6.2. Migrating to Predictor Evaluations

6.2.1. Summary

In version 4.0, Predictor Evaluation Workflows and Predictor Evaluation Executions (collectively, PEWs) will be merged into a single entity called Predictor Evaluations. The new entity will retain the functionality of its predecessors, while simplyfing interactions with it. And it will support the continuing evolution of the platform.

6.2.2. Basic Usage

The most common pattern for interacting with PEWs is executing the default evaluators and waiting for the result:

pew = project.predictor_evaluation_workflows.create_default(predictor_id=predictor.uid)
execution = next(pew.executions.list(), None)
execution = wait_while_executing(collection=project.predictor_evaluation_executions, execution=execution)

With Predictor Evaluations, it’s more straight-forward:

evaluation = project.predictor_evaluations.trigger_default(predictor_id=predictor.uid)
evaluation = wait_while_executing(collection=project.predictor_evaluations, execution=evaluation)

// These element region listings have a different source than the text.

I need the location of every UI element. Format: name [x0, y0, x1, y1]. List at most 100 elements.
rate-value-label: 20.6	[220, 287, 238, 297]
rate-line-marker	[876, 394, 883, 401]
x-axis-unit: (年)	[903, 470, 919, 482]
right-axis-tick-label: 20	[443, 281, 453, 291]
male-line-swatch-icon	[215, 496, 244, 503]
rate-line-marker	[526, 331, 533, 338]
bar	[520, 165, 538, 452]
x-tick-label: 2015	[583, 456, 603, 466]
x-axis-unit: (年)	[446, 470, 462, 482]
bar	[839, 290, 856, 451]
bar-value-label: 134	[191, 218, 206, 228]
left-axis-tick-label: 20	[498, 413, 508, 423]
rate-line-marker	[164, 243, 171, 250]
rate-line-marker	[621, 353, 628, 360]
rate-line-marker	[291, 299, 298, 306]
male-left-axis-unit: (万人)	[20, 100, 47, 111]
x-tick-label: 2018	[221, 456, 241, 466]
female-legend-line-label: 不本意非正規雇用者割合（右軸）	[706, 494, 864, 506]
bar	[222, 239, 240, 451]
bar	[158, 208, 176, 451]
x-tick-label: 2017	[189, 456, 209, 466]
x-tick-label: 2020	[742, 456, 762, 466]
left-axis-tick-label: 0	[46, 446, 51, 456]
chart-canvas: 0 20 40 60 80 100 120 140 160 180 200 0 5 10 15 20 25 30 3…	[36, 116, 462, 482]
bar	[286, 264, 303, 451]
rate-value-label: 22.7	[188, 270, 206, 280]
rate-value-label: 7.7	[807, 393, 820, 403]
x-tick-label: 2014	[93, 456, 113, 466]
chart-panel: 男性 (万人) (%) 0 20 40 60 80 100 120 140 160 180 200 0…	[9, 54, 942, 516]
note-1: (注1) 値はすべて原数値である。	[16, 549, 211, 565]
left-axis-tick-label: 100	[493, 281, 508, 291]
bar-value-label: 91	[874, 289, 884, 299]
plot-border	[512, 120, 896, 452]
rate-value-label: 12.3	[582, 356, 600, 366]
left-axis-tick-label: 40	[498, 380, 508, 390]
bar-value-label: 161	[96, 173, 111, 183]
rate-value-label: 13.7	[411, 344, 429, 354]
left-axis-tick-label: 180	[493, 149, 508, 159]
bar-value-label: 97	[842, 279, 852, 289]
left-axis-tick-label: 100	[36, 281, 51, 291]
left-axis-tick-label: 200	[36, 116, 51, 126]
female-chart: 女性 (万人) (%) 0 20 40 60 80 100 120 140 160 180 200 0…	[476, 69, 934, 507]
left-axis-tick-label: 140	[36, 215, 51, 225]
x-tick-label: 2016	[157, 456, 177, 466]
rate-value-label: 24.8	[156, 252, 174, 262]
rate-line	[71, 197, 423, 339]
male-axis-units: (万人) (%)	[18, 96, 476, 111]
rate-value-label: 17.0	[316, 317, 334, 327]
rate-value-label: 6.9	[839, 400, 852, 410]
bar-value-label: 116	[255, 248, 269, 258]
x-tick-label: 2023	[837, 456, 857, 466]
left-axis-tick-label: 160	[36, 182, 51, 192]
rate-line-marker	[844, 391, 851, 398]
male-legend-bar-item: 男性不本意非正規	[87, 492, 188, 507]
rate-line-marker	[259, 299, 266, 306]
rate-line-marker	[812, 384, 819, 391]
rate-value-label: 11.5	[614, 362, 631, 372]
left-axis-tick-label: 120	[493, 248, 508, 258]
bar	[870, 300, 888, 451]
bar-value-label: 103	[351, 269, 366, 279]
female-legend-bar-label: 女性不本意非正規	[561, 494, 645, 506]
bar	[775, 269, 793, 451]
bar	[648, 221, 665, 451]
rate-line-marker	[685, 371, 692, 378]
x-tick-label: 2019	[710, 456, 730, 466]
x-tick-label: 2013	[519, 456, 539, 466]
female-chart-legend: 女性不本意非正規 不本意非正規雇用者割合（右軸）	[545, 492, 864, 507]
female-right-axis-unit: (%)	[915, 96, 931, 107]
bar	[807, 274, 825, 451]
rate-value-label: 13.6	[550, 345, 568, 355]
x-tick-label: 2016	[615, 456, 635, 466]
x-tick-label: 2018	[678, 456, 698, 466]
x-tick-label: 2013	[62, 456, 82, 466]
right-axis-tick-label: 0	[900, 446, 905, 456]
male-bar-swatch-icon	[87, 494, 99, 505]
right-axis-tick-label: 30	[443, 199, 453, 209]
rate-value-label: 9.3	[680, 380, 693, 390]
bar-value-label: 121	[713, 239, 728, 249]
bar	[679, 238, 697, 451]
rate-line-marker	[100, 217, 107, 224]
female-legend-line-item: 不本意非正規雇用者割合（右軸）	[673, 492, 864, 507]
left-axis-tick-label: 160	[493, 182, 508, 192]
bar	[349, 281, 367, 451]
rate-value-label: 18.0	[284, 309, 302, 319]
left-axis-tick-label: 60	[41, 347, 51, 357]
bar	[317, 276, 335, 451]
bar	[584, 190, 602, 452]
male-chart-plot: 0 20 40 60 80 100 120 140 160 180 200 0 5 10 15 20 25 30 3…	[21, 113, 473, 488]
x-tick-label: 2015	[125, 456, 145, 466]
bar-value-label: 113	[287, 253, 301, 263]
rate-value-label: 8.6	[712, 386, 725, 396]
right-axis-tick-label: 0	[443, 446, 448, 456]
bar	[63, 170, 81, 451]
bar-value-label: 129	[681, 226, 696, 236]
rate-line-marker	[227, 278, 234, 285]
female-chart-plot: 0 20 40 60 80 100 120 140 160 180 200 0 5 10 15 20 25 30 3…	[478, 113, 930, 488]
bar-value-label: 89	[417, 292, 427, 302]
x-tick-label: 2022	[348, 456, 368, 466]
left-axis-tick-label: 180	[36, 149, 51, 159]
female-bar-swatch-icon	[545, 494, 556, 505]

The evaluators used are available with evaluators().

6.2.3. Working With Evaluators

You can still construct evaluators (such as CrossValidationEvaluator) the same way as you always have, and run them against your predictor:

evaluation = project.predictor_evaluations.trigger(predictor_id=predictor.uid, evaluators=evaluators)

If you don’t wish to construct evaluators by hand, you can retrieve the default one(s):

evaluators = project.predictor_evaluations.default(predictor_id=predictor.uid)

You can evaluate your predictor even if it hasn’t been registered to the platform yet:

evaluators = project.predictor_evaluations.default_from_config(predictor)

Once evaluation is complete, the results will be available by calling results() with the name of the desired evaluator (which are all available through evaluator_names()).